Mr. Carter married, in 1880, Miss Permelia S. Frazer, a daughter of George Frazer, of Platte County, and into their household two children have been born, Ruth J. and James B. Ruth J. Carter was educated in the Wesleyan College at Cameron and became a successful and popular teacher. She was appointed rural mail carrier and served on Rural Route 4 for nine months and is now her father's deputy or substitute. James B. Clark is a clerk in the Cameron Postoffice, also a graduate of Missouri Wesleyan College Business Department and of Lincoln-Jefferson University of Law, Hammond, Ind. He married Miss Grace English, and they have one son, Raymond English Carter.
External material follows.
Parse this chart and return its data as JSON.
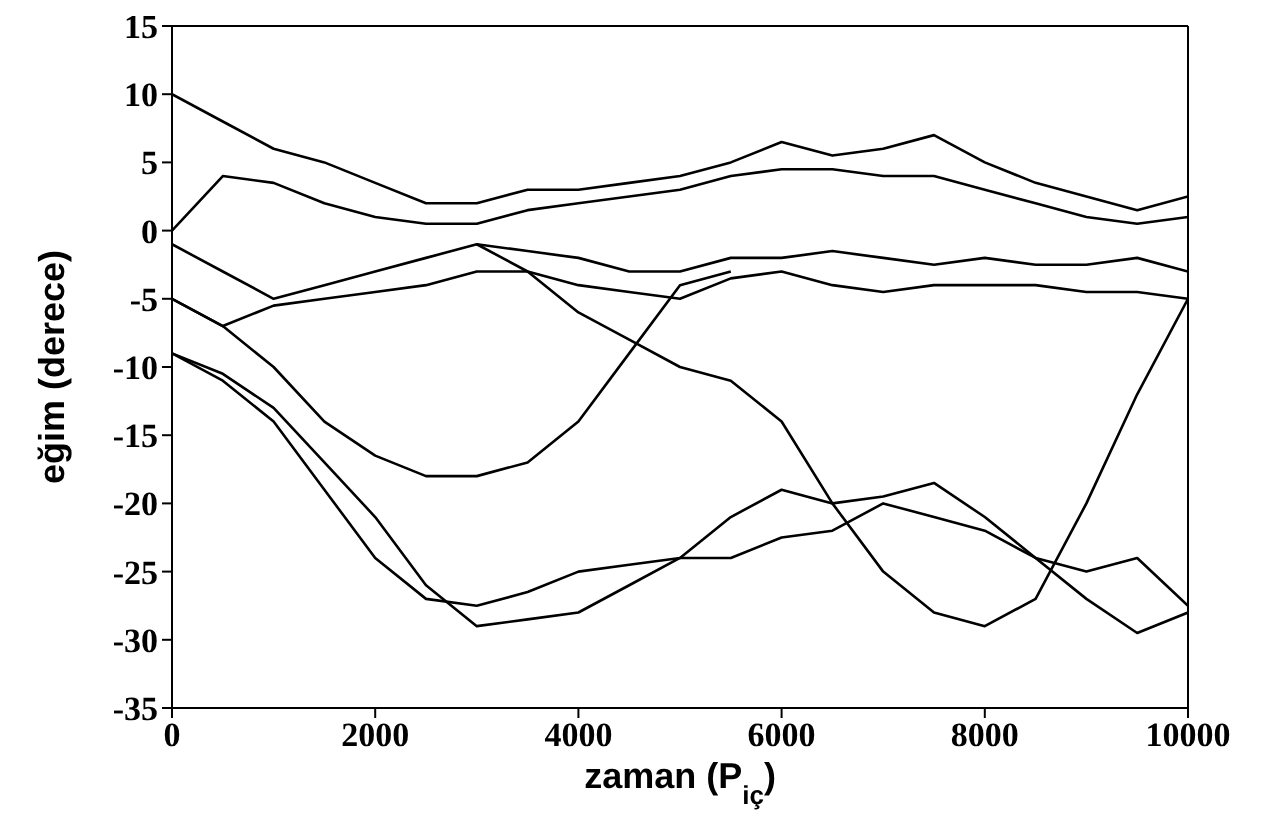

Religiously Mr. Carter is an active member of the Methodist Episcopal Church, in which he has served as class leader and steward and as superintendent of the Sunday school. Fraternally he belongs to the Order of Masons.


JOHN COSTIN. With all of honor and consistency may be entered in this publication a tribute to the venerable pioneer citizen whose name introduces this paragraph and who has maintained his home in Worth County for a period of virtually sixty years. He has passed the eightieth milestone on the journey of life, has ordered his course on a high plane of integrity and honor, has achieved worthy success through his own efforts, and has at all times stood exponent of the most loyal and worthy citizenship. He has served in various offices of public trust within the long years of his residence in Worth County, and also has the distinc- tion of being one of the gallant citizens of Missouri who went forth in defense of the Union in the Civil war. A man of deep piety, of strong and noble nature and of utmost tolerance and kindliness, Mr. Costin has made his life count for good in all its relations and is well worthy of the unqualified confidence and affection that are accorded him by all who know him, so that he may recall in gracious retrospect the incidents of an earnest and useful life now that its shadows begin to steal gently from the golden west.